Mordue has a few gigs coming up in his home town of Newcastle. He'll be reading at Poetry at the Pub at the Wickham Park Hotel on May 17 and he'll be on a panel at Maitland Indie Festival on May 29. He'll return to Newcastle on July 4 to read poetry at The Family Hotel.
As a boy growing up in Newcastle he recalls listening to music and imagining himself as a future music writer. He remembers listening to artists like T.Rex and Elton John.
It's shaped me profoundly for sure in terms of, I guess, a sense of loyalty to working class values, a sense of home, which is really important to knowing where you sit in the world. I know those streets, I know the Hunter River, the docks.
- Mark Mordue on Newcastle
"People and their lyrics that made me think about poetry and wanting to be a writer. You've got that connection from music, poetry," he says.
Journalism has always been a way for him to make a living and he's been published in publications like Rolling Stone, Vogue, GQ, The Australian and Sydney Morning Herald.
He's published several books, his most recent about Nick Cave and called Boy on Fire. He's spent a lot of time with Cave over the past 10 years, hanging out with him or talking on the phone. He describes the book as a portrait of the artist as a young man.
"A biography can be so strange; it kind of becomes something like a working friendship," Mordue says. (Cave did write Mordue a nice email about the book after it was published.)
In the epilogue, purely by coincidence, Mordue and Cave are driving up to Newcastle together.
Mordue grew up in a working class family around New Lambton, Broadmeadow and Hamilton.
"It was what used to be called the Gully Line," he says.
"The storm water drains were like my freeways on a pushbike. I went to uni there in Newcastle. I was the editor of the student paper, Opus, where I got my first taste of journalism. Of course I didn't really know what I was doing, but I had a fun time doing it."
He describes the late '70s in Newcastle as a "much freer kind of place". He left when he was 21, having finished his bachelor of arts and already starting to get published in rock'n'roll media. He jokes it was like the film Almost Famous, but not quite.
"I went to Sydney, had all these fantasies of becoming a big famous rock'n'roll writer; it wasn't quite like the movie, but I had a pretty fortunate and lucky life," he says.
Newcastle is important to him. He has so many special memories, even if it's just driving down the industrial highway at night.
"It's shaped me profoundly for sure in terms of, I guess, a sense of loyalty to working class values, a sense of home, which is really important in knowing where you sit in the world," he says.
"I know those streets, I know the Hunter River, the docks. They've changed obviously. I know that industrial area, I know the university as it was; we're talking about memory as much as present. I feel like that landscape stays with me. I guess it does influence my writing, it sort of grounds me."

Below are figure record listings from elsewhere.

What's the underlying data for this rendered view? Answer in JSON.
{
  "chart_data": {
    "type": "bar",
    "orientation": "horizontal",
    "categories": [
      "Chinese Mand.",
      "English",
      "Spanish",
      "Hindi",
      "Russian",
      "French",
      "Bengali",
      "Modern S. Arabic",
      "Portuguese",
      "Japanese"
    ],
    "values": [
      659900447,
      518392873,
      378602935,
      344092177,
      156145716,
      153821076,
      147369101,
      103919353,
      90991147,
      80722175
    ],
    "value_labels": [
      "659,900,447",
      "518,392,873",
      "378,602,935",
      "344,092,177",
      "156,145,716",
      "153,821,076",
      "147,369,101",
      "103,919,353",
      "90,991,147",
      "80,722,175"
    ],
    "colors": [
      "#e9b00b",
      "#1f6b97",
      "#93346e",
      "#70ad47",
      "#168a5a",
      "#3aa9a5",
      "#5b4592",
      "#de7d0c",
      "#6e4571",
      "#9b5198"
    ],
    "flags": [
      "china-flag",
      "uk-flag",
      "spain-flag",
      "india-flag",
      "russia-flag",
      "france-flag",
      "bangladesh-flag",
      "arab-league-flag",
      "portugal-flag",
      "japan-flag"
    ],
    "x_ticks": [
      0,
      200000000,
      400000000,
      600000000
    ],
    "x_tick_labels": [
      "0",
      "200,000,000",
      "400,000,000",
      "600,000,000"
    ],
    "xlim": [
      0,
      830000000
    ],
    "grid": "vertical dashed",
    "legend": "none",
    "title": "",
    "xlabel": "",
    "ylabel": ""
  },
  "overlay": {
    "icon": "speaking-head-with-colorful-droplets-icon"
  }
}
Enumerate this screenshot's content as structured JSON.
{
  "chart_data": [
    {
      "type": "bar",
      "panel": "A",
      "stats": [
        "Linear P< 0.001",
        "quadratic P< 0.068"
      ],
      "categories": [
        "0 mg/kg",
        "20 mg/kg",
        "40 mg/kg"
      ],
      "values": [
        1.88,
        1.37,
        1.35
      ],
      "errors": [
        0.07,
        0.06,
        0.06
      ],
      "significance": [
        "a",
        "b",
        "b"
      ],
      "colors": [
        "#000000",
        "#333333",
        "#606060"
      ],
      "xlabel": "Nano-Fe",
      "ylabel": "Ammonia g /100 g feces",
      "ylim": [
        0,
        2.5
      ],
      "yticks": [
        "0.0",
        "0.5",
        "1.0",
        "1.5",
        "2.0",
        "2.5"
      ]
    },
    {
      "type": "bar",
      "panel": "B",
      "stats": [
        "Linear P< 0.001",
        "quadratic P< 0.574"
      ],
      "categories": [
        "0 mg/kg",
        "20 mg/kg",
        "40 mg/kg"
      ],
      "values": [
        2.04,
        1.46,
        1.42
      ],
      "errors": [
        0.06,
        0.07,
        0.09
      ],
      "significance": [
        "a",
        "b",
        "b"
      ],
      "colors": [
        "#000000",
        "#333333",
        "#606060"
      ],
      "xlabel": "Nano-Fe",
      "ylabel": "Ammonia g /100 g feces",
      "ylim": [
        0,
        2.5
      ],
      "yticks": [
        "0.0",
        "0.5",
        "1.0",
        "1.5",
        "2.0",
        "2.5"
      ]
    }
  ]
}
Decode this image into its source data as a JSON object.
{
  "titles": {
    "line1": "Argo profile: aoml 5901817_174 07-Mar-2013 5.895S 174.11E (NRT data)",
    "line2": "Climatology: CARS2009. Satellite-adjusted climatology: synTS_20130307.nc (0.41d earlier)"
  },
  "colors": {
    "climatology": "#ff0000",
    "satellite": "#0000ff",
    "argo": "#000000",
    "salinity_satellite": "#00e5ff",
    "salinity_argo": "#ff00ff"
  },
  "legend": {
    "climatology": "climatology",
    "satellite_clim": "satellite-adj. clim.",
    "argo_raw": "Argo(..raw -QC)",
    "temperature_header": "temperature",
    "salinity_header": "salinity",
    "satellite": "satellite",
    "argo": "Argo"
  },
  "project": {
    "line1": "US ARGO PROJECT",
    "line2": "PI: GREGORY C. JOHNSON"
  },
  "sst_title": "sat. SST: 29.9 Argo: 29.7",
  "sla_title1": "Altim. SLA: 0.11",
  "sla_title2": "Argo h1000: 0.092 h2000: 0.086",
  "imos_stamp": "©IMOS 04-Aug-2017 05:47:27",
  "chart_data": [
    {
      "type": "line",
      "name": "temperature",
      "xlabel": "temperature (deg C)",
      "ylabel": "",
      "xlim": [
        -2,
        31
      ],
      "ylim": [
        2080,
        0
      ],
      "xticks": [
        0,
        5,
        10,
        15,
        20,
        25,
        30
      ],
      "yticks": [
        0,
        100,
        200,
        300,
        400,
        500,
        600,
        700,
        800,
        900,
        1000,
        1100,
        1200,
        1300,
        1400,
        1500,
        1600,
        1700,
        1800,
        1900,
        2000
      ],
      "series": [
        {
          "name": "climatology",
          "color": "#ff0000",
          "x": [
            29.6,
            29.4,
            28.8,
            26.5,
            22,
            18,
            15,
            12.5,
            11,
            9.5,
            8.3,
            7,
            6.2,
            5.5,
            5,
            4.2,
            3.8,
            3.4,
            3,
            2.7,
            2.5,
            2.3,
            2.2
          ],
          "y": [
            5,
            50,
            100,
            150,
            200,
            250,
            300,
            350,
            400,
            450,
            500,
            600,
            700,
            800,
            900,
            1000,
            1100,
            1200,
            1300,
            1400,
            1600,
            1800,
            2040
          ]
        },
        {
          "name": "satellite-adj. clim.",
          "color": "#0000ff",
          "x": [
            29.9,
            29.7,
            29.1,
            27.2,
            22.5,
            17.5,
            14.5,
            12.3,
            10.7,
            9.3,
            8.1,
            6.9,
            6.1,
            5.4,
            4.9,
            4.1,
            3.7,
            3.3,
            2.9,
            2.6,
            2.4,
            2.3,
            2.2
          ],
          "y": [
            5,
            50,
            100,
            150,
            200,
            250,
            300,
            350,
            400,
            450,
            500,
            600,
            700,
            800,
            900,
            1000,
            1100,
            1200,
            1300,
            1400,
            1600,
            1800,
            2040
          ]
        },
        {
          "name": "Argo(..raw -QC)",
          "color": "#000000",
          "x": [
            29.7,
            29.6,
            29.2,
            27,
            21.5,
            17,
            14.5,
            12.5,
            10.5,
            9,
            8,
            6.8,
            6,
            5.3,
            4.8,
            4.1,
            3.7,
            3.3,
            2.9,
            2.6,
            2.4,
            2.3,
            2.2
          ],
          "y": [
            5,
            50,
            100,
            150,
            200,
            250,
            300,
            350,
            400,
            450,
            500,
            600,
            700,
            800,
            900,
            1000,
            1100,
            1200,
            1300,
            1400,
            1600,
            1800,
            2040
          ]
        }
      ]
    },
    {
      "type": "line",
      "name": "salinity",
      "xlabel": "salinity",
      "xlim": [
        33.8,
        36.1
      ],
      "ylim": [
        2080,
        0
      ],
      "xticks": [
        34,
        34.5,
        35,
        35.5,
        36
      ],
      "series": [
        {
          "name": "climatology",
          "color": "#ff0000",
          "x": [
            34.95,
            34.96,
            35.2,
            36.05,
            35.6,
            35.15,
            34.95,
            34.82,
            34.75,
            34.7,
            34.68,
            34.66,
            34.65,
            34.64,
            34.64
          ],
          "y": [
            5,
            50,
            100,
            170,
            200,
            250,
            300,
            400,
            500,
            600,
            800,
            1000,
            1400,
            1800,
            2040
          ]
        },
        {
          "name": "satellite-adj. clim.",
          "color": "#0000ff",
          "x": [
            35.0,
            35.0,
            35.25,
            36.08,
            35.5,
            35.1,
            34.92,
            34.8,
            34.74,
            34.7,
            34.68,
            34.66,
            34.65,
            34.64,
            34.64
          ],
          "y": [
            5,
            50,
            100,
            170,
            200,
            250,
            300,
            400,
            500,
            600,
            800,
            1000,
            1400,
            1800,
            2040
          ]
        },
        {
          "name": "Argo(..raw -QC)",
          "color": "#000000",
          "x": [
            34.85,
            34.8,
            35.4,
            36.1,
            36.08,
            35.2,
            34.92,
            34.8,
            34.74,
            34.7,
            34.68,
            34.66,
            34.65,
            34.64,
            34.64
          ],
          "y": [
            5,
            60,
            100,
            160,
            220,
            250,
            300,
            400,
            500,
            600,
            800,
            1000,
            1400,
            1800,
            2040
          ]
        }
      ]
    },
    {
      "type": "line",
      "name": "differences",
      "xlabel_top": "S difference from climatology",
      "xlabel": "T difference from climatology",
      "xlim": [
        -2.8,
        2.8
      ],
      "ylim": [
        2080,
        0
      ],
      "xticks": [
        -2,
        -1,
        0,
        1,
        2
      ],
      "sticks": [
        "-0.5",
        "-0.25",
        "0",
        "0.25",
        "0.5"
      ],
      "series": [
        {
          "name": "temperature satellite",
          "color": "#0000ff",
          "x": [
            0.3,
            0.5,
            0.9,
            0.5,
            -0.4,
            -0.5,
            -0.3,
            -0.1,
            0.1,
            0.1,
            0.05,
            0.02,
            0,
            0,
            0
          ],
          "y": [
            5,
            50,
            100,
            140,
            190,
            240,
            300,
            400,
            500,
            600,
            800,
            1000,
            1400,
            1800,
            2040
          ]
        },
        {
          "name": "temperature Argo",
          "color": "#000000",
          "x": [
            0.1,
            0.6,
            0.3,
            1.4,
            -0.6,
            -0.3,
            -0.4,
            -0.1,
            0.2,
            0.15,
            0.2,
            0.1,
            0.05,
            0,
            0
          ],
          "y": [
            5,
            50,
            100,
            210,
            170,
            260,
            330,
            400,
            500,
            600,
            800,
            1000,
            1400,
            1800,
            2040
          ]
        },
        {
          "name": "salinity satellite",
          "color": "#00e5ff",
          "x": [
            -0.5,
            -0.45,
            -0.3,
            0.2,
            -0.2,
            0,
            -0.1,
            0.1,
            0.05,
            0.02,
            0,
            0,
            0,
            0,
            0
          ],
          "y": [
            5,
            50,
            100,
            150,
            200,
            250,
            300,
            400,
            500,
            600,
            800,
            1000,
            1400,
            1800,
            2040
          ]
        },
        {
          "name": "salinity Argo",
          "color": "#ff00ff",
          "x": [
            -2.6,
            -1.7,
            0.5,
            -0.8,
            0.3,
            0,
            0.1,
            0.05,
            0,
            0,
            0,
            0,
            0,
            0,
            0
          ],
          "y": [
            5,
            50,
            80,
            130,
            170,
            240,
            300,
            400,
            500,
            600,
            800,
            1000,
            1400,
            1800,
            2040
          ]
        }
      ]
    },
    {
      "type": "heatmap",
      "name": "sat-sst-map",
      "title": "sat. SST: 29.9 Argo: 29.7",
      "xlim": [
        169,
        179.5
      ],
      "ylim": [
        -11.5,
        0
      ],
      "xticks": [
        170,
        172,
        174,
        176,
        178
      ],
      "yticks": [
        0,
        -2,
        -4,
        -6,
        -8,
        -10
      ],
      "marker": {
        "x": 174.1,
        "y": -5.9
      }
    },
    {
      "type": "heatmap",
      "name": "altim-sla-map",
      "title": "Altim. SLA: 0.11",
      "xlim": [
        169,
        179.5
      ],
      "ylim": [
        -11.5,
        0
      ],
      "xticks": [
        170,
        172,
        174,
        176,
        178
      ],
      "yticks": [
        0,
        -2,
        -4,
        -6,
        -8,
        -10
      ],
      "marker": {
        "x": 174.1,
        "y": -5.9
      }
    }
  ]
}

At university he was friends with all the Castanets of the band the Castanet Club, and he fondly remembers the post-punk scene that happened in Newcastle. He rattled off festivals like This is Not Art, The National Young Writers Festival, the Newcastle Writers Festival and artists and influential names like Pel Mel, the writer Jack Marx, Mikey Robins, Sandman (alias Stephen Abbott), the journalist Tony Squires, and Marcus Westbury.
"It seems Newcastle has had this incredibly creative artistic history contrary to the image people have elsewhere that this is an industrial and dirty town," he says. "It's a brilliant creative place and beautiful place."